A page within a multipage Streamlit app.

Use st.Page to initialize a StreamlitPage object.

Class description[source]

StreamlitPage(page, *, title=None, icon=None, url_path=None, default=False, visibility="visible")

Methods

run()

Execute the page.

Attributes

icon (str)

The icon of the page.

If no icon was declared in st.Page, this property returns "".

title (str)

The title of the page.

Unless declared otherwise in st.Page, the page title is inferred from the filename or callable name. For more information, see Overview of multipage apps.

The title supports GitHub-flavored Markdown as described in st.Page.

url_path (str)

The page's URL pathname, which is the path relative to the app's root URL.

Unless declared otherwise in st.Page, the URL pathname is inferred from the filename or callable name. For more information, see Overview of multipage apps.

The default page will always have a url_path of "" to indicate the root URL (e.g. homepage).

visibility (Literal["visible", "hidden"])

Whether the page is shown in the navigation menu. If this is "visible" (default), the page appears in the navigation menu. If this is "hidden", the page is excluded from the navigation menu.

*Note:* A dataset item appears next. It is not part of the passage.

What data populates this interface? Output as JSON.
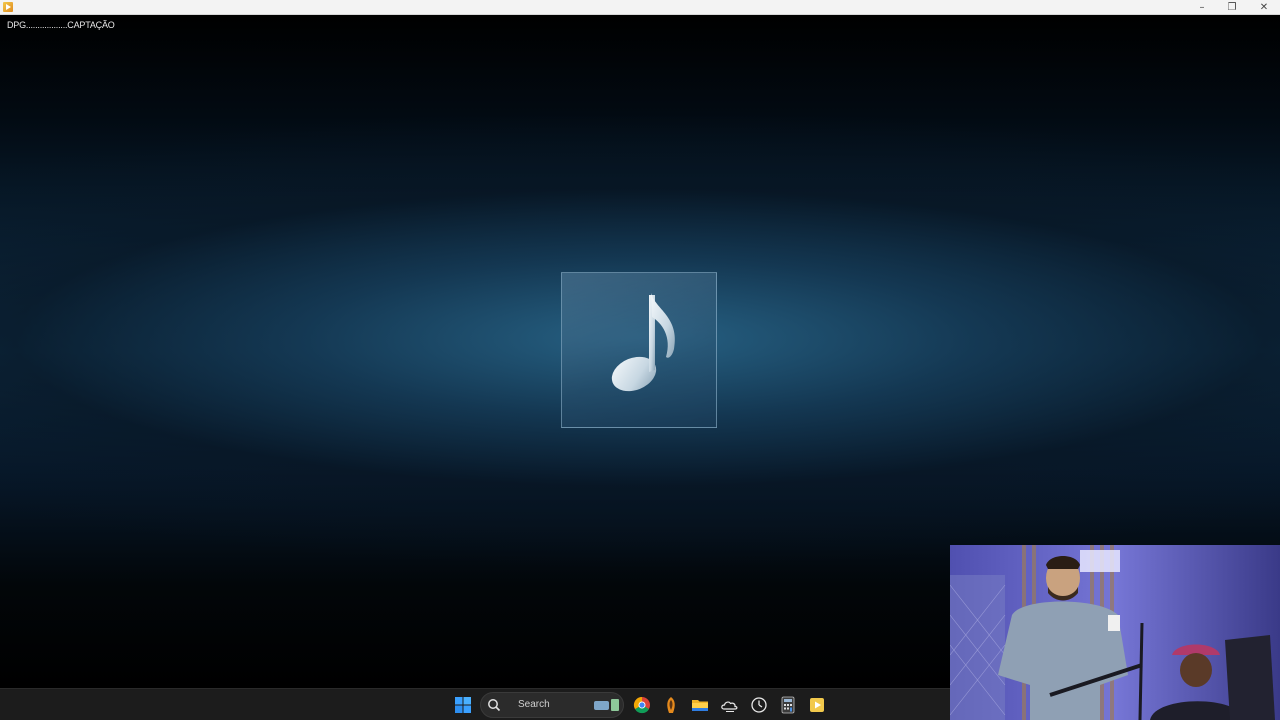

For internal pages, hidden pages remain accessible via direct URL, st.page_link, or st.switch_page. For external URL pages, hidden pages are not URL-accessible or switchable via st.switch_page; they can still be linked with st.page_link.

Note

Navigating to an internal page by URL starts a new session. For a hidden page to be accessible by URL, it must be passed to st.navigation during the new session's initial script run.

The external URL of the page, if this is an external link.

Whether this page is an external URL.

Execute the page.

When a page is returned by st.navigation, use the .run() method within your entrypoint file to render the page. You can only call this method on the page returned by st.navigation. You can only call this method once per run of your entrypoint file.

For external URL pages, this method does nothing as the navigation to the external URL is handled by the frontend.